# Karpfen mit Reuse fangen?



## marcomo (22. November 2014)

Moin Leute,
da ich leider kaum Zeit habe zum Angeln zur Zeit, die Fische auch noch schlecht beißen und bald Weihnachten vor der Tür steht wo jeder seinen Karpfen haben will hab ich mir gedacht vielleicht mal mit ner Reuse probieren?

Ich habe an meinen Weiher eine Futterstelle angelegt (Pfanne mit Schnur an nen überhängenden Steg ins Wasser gelassen) die auch meist relativ gut besucht wird.
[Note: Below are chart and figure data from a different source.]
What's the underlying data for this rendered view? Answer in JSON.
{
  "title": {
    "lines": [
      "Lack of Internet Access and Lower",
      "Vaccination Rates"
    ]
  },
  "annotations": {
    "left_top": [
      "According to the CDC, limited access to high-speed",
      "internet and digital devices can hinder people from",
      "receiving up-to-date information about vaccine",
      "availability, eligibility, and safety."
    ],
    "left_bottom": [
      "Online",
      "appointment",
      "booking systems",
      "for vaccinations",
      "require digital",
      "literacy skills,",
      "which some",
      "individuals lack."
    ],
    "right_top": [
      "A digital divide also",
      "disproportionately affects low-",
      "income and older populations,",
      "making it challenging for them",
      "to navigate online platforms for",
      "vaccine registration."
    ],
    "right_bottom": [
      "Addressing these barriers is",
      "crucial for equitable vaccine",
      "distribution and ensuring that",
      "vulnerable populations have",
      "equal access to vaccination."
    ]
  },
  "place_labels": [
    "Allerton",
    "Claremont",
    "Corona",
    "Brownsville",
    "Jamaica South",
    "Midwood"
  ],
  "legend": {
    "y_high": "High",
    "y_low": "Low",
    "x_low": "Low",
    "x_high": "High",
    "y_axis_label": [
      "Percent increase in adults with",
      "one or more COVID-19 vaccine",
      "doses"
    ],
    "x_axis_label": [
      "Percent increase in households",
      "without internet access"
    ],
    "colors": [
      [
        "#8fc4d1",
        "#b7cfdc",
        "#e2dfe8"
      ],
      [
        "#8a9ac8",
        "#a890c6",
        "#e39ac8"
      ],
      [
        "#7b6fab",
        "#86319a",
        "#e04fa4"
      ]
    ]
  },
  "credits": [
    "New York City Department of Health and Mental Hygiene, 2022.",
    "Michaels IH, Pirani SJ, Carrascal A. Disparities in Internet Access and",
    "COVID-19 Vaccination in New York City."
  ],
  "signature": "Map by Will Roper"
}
Hatte da jetzt vor vielleicht daneben einfach ne Reuse auszulegen und halt jeden Tag nachzuschauen. 

Hatte an sowas gedacht:
http://www.reusen.de/media/images/P5240409.jpg
oder was billiges:
http://www.engel-netze.de/smart5/de...lbstspannend-mit-federstahlspirale-zwei-2.htm

Meint ihr damit könnt ich den ein oder anderen Karpfen fangen?

grüße
marco


----------



## Agi (22. November 2014)

*AW: Karpfen mit Reuse fangen?*

:r ja bitte nicht vergessen deinen namen und adresse mit ran zu klemmen, wenn du so etwas auslegst ......


----------



## Mücke1978 (22. November 2014)

*AW: Karpfen mit Reuse fangen?*

Ist es denn dein eigener See ?


----------



## Tommi-Engel (22. November 2014)

*AW: Karpfen mit Reuse fangen?*

Ich glaube nicht das Du Dir mit dieser Frage sehr viele Freunde machen wirst....#d

Ich weiss auch nicht was das mit angeln zu tun haben soll....


----------



## Laserbeak (22. November 2014)

*AW: Karpfen mit Reuse fangen?*

Bevor es mal wieder eskaliert.
Wenn es Dein eigener Teich ist, kannst Du wahrscheinlich eine Reuse auslegen. Sonst braucht man im allgemeinen dafür eine Berechtigung.
Und Karpfen werden, soweit mir bekannt eher nicht mit Reusen gefangen. Lieber wie die Profis einen Futterplatz anlegen und dann ansitzen. Das ist die bessere Wahl denke ich.


----------



## Gardenfly (22. November 2014)

*AW: Karpfen mit Reuse fangen?*

Mit den Reusen wirst du keinen Karpfen sehen,bedenke was für ein Durchmesser der Eingang haben muss.


----------



## Schneidi (22. November 2014)

*AW: Karpfen mit Reuse fangen?*

ich glaub da ist es deutlich einfacher in die zucht zu gehen und sich einen karpfen zu kaufen oder mal nen angelkollegen fragen ob er einen übrig hat


----------



## Mücke1978 (22. November 2014)

*AW: Karpfen mit Reuse fangen?*

Vielleicht ist er ja auch Fischer und hat in seinem eigenen See Karpfen besetzt und will sie jetzt rausholen:q


----------



## Taxidermist (23. November 2014)

*AW: Karpfen mit Reuse fangen?*



> Ich glaube nicht das Du Dir mit dieser Frage sehr viele Freunde machen wirst....#d
> 
> Ich weiss auch nicht was das mit angeln zu tun haben soll....


Ich auch nicht!

Der TS hat übrigends einen eigenen Teich:



> Mein Teich:
> Moin moin zusammen


Für viele hier im Forum ist ein Karpfen eine heilige Kuh, nur dazu da ihn mit einem Drill zu vergnügen und anschießend heldenhaft mit ihm zu Posen!
An deiner Stelle würde ich mich in einem Teichler Forum anmelden, dort findest du auch Leute für die es normal ist einen Karpfen zu essen und die einen Fisch nicht als Ego-Spielzeug missbrauchen!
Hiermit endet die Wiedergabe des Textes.